Éclats indignés au fond des prunelles pâles, que n’accompagne pourtant aucun commentaire. Pas le temps, car voilà que s’éloigne déjà la maquasse, pieds dans l’escalier, main sur la rampe. « Allez la trouver. Elle a dix minutes pour se ressaisir. Passé ce délai, j’estime qu’elle renonce à ses heures, et amputerai son salaire en conséquence. » Le silence qui lui répond invite Vera à pencher la tête au-dessus de la rambarde. Effet immédiat : « Bien, Serah. »

« Je n’ai pas le temps pour ça. » Les malédictions tournent, tournent dans sa tête, tandis qu’elle monte les marches, ruisselante. Le Laurier palpite déjà autour d’elle lorsqu’elle atteint l’étage supérieur : L’Enclin, après tout, n’a rien changé à l’affaire ; l’amour se monnaie toujours, peut-être même davantage encore que d’ordinaire. Le glas exalte les âmes en peine - temples ou bordels. Alors, qu’une fille s’esquive et laisse derrière elle son office… Quel embarras ! Quel manque de caractère ! Quelle… ingratitude !

La clé tourne dans la serrure, porte qui s’ouvre. Vera se glisse dans son entrebâillement, claque le vantail de pin derrière elle. Un soupir, tandis que se dévoile son vis-à-vis : lit, commodes, malle, bureau, étuve… Royaume à son image.

Solitaire.
Cette chambre est laide.

Le frisson qui la saisit l’invite à presser le pas. On l’attend en bas ! D’un bond, Vera se presse le long de la piaule, peste un instant contre ses souliers humides, dont elle se défait à la hâte, dans l’obscurité relative de la chambre. La matrone la repousse à la lueur de plusieurs bougies, allumées au fil de ses déambulations : près de l’étuve, où elle se défait de ses atours ; près de la commode, où elle récupère un linge propre avec lequel éponger cheveux et peau ; près d’une malle, de laquelle Vera tire une nouvelle robe, passée avec une célérité qui témoigne de son expertise. Bijoux qui tintent dans ses mains, alors qu’elle les saisit. Dormeuses à ses oreilles, jonc au poignet. A-t-elle oublié quelque chose ? Un coup d'œil dans un miroir, pour s’assurer de la tenue de son maquillage. Mais voilà que l’on toque à la porte.

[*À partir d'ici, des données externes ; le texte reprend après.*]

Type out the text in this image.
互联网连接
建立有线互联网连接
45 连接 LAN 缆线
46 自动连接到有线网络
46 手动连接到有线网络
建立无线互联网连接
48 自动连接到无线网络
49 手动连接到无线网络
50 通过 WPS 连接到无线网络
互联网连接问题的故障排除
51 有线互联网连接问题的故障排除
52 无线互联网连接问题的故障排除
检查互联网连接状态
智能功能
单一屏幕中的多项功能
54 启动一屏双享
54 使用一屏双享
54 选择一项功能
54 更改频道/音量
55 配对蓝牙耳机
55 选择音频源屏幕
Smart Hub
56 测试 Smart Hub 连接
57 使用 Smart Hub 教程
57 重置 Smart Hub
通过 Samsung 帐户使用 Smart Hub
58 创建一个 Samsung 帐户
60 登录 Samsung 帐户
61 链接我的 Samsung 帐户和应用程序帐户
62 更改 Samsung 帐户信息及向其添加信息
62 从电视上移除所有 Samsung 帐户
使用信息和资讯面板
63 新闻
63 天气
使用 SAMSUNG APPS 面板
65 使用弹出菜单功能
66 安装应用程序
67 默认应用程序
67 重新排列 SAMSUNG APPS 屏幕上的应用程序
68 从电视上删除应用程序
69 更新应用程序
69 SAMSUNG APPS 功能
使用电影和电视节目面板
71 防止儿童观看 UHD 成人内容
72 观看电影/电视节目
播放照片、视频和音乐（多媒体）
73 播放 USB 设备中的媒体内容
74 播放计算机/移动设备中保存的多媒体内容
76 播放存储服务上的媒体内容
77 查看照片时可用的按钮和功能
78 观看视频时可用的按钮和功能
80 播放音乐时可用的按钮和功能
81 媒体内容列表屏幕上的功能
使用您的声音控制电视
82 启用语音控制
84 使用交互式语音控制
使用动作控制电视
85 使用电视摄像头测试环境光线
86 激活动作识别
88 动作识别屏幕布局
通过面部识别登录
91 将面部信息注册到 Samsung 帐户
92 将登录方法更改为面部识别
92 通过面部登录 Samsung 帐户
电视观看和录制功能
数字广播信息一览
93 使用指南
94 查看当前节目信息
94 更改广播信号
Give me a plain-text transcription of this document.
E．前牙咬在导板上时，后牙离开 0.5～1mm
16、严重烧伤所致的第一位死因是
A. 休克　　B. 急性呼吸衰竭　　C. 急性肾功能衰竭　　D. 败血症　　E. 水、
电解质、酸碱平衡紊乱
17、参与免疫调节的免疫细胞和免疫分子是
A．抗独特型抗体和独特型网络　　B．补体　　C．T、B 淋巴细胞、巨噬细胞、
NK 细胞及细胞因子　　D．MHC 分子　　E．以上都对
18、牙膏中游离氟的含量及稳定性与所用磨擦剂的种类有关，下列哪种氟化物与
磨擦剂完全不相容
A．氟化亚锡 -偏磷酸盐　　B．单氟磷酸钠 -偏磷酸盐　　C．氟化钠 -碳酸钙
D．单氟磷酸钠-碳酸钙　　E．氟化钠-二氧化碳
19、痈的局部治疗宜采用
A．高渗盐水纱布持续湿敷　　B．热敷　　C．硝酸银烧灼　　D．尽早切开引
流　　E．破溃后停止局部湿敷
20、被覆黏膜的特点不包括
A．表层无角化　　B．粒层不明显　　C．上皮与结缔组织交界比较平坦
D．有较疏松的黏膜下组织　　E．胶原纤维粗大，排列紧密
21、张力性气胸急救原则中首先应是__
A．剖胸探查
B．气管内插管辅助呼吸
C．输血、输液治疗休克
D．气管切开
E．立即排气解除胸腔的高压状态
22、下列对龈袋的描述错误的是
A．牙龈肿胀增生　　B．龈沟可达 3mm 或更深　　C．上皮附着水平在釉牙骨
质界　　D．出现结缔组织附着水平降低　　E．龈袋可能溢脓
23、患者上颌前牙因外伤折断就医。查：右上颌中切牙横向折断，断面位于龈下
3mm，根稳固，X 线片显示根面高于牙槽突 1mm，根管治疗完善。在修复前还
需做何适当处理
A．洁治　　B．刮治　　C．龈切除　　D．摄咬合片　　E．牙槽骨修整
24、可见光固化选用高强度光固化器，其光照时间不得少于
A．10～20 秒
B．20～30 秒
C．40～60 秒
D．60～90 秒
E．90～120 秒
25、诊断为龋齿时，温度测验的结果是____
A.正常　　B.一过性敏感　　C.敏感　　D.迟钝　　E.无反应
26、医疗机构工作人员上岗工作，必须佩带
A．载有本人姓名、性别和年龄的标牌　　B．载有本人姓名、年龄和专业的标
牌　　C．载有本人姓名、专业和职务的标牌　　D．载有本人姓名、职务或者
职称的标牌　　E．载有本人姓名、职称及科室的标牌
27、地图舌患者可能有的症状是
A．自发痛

« Entrez. » annonce la maquasse, sans quitter son reflet du regard. L’ombre, dans son dos, s’avance timidement dans la pièce. Vera ne s’en formalise pas, mais constate plutôt, avec un soulagement tout à fait pragmatique, que la pluie n’a rien gâché de son ouvrage. Tant mieux. Alors, pivotant sur ses talons, qu’il lui faut encore chausser : « Si c’est à propos de Dasyra, je n'ai pas changé d'av… »

Elle.

Le phrase meurt sur ses lèvres peintes, silenciée par spectre qui se dessine sur le pas de la porte, gueule cassée de ses souvenirs. Le visage familier, trop familier, lui arrache jusqu’à son souffle et la cloue sur place. Non. Le garde a été clair quant à l’issue de son destin - cadavre souillé au milieu du charnier antivan ; Vera a entendu les nouvelles, bercé ses angoisses des récits des rares survivants ; un massacre. Alors quoi ? Un mauvais tour joué par ses nerfs ? C’est que les soucis ne manquent pas, contrairement au sommeil. Les défunts ne reviennent pas à la vie.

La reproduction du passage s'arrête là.